Monday, February 26, 2024

Ancient Phytoplankton Sailed The Great Sea

Billions of phytoplankton use Earth's sunlight to absorb carbon dioxide from our atmosphere. In the article written by the Massachusetts Institute of Technology, they give insight into the genetic evolution of our sun-loving little friends. Prochlorococcus is one of the most abundant free-floating plankton in our oceans today. Ancestors never were out in the great open, they resided near coastlines where food and resources were plentiful. Much like boats, these ancestor plankton anchored themselves to small pieces of chitin floating throughout the water and out to sea. The chitin provided all that they needed, but once far out in the ocean these little friends developed into the free-floating phytoplankton we know today. Without this evolutionary change, our planet would not be the same as we know it. They completely changed the earth's biosphere. This is because these prochlorococcus can go through photosynthesis in areas with little light and can mix other carbon-capturing strategies. When researchers were studying these traits, they came across several genes that allowed the phytoplankton to break down chitin. This carbon-rich material comes from breaking down the shells of the arthropods they carried on. 

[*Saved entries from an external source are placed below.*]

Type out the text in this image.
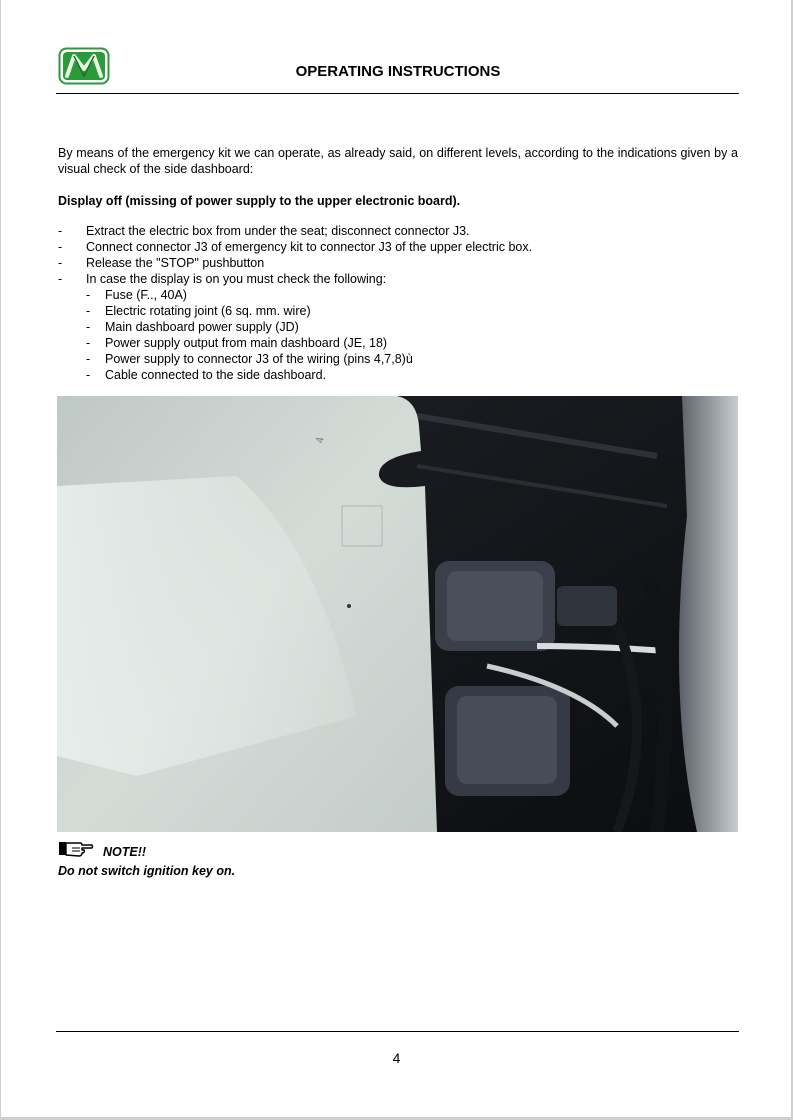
OPERATING INSTRUCTIONS
By means of the emergency kit we can operate, as already said, on different levels, according to the indications given by a visual check of the side dashboard:
Display off (missing of power supply to the upper electronic board).
- Extract the electric box from under the seat; disconnect connector J3.
- Connect connector J3 of emergency kit to connector J3 of the upper electric box.
- Release the "STOP" pushbutton
- In case the display is on you must check the following:
- Fuse (F.., 40A)
- Electric rotating joint (6 sq. mm. wire)
- Main dashboard power supply (JD)
- Power supply output from main dashboard (JE, 18)
- Power supply to connector J3 of the wiring (pins 4,7,8)ù
- Cable connected to the side dashboard.
4
NOTE!!
Do not switch ignition key on.
4
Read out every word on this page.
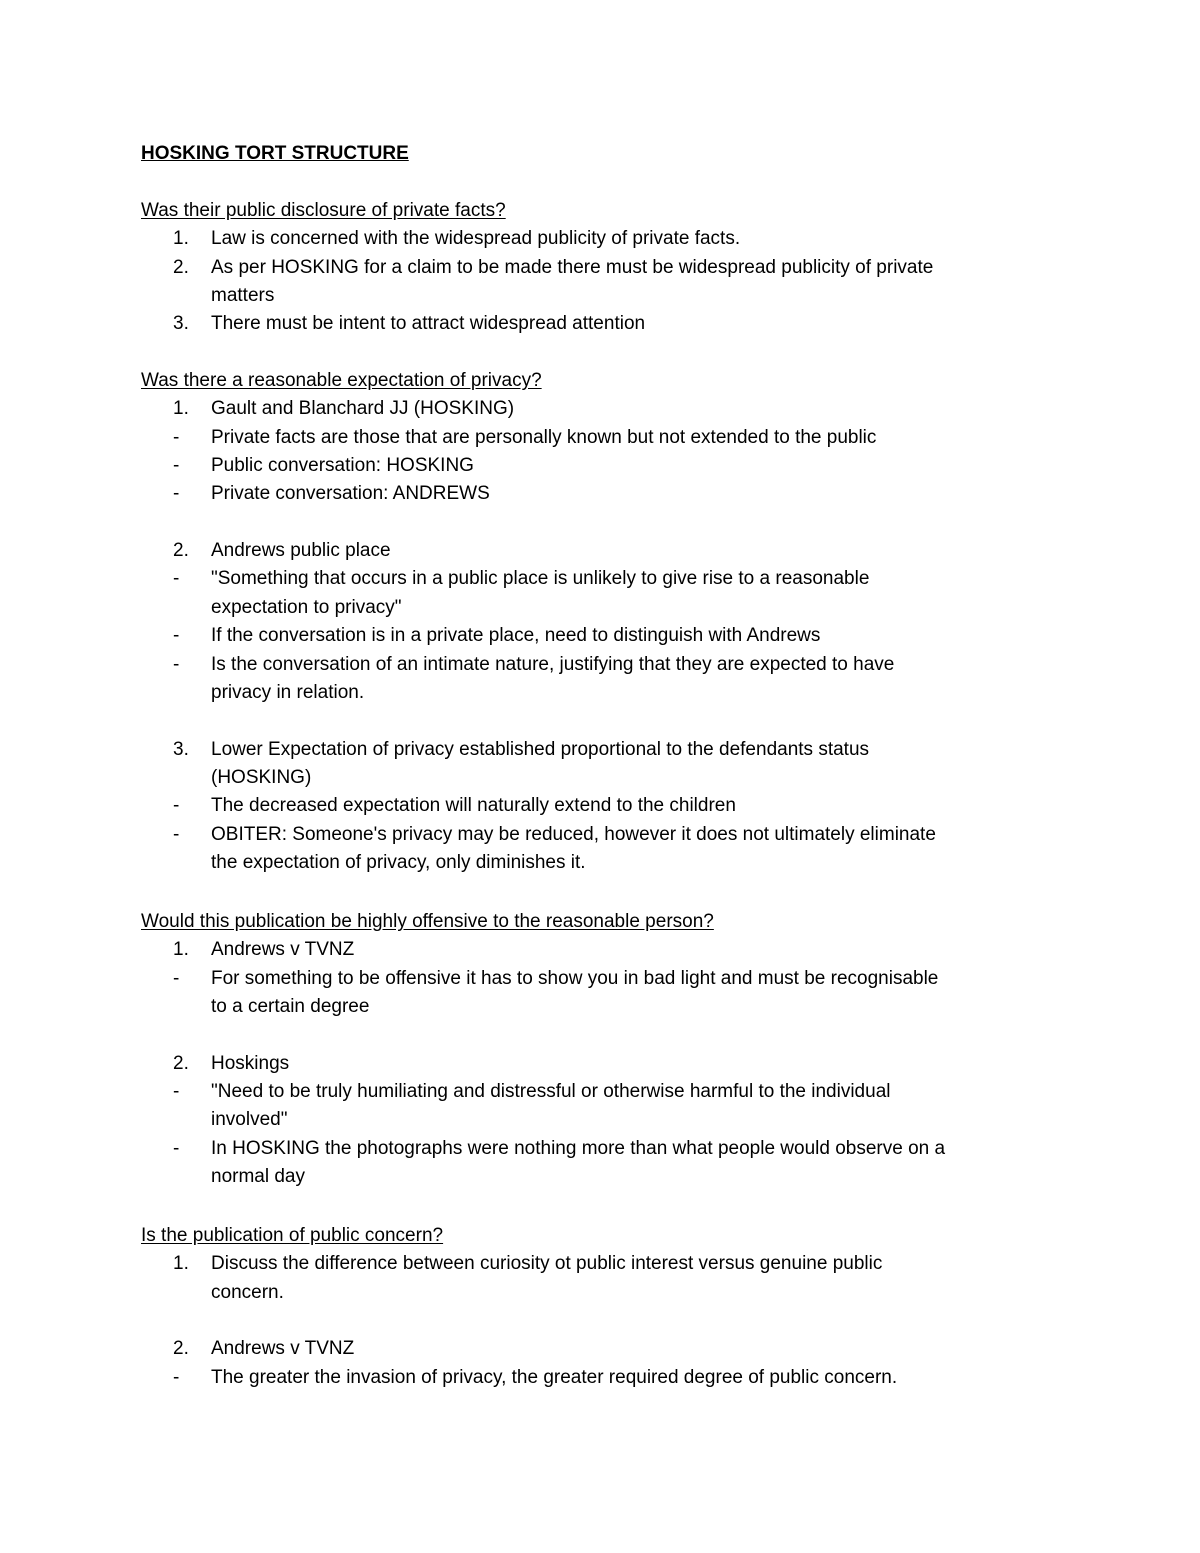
HOSKING TORT STRUCTURE
Was their public disclosure of private facts?
1. Law is concerned with the widespread publicity of private facts.
2. As per HOSKING for a claim to be made there must be widespread publicity of private
matters
3. There must be intent to attract widespread attention
Was there a reasonable expectation of privacy?
1. Gault and Blanchard JJ (HOSKING)
- Private facts are those that are personally known but not extended to the public
- Public conversation: HOSKING
- Private conversation: ANDREWS
2. Andrews public place
- "Something that occurs in a public place is unlikely to give rise to a reasonable
expectation to privacy"
- If the conversation is in a private place, need to distinguish with Andrews
- Is the conversation of an intimate nature, justifying that they are expected to have
privacy in relation.
3. Lower Expectation of privacy established proportional to the defendants status
(HOSKING)
- The decreased expectation will naturally extend to the children
- OBITER: Someone's privacy may be reduced, however it does not ultimately eliminate
the expectation of privacy, only diminishes it.
Would this publication be highly offensive to the reasonable person?
1. Andrews v TVNZ
- For something to be offensive it has to show you in bad light and must be recognisable
to a certain degree
2. Hoskings
- "Need to be truly humiliating and distressful or otherwise harmful to the individual
involved"
- In HOSKING the photographs were nothing more than what people would observe on a
normal day
Is the publication of public concern?
1. Discuss the difference between curiosity ot public interest versus genuine public
concern.
2. Andrews v TVNZ
- The greater the invasion of privacy, the greater required degree of public concern.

I enjoyed this article because it was written for a reader with a limited understanding of the topic originally. We usually do not think about things we can't see, especially things that many do not know exist. Phytoplankton are known to absorb the same amount of carbon that terrestrial forests do. These small, microscopic green friends shape our world not by absorbing carbon, but because they are a main part of the aquatic food web. They produce more than half the oxygen we breathe. Remember this next time you swim in the ocean!


McCullough D. 2019 Aug 8. Plankton: Small Organisms with a Big Role in the Ocean - Ocean Conservancy. Ocean Conservancy.

Chu J. 2023 May 11. Like ancient mariners, ancestors of Prochlorococcus microbes rode out to sea on exoskeleton particles. MIT News | Massachusetts Institute of Technology. [accessed 2024 Feb 26].

1 comment:

  1. I love this article! The concept of transitional periods in an organism, and how critical to our modern-day biosphere these phytoplankton were/are, is so fascinating to me. I love studying evolutionary paths, so this article really intrigued me. Not to mention, I also love the cartoon graphic provided of the adventurous phytoplankton!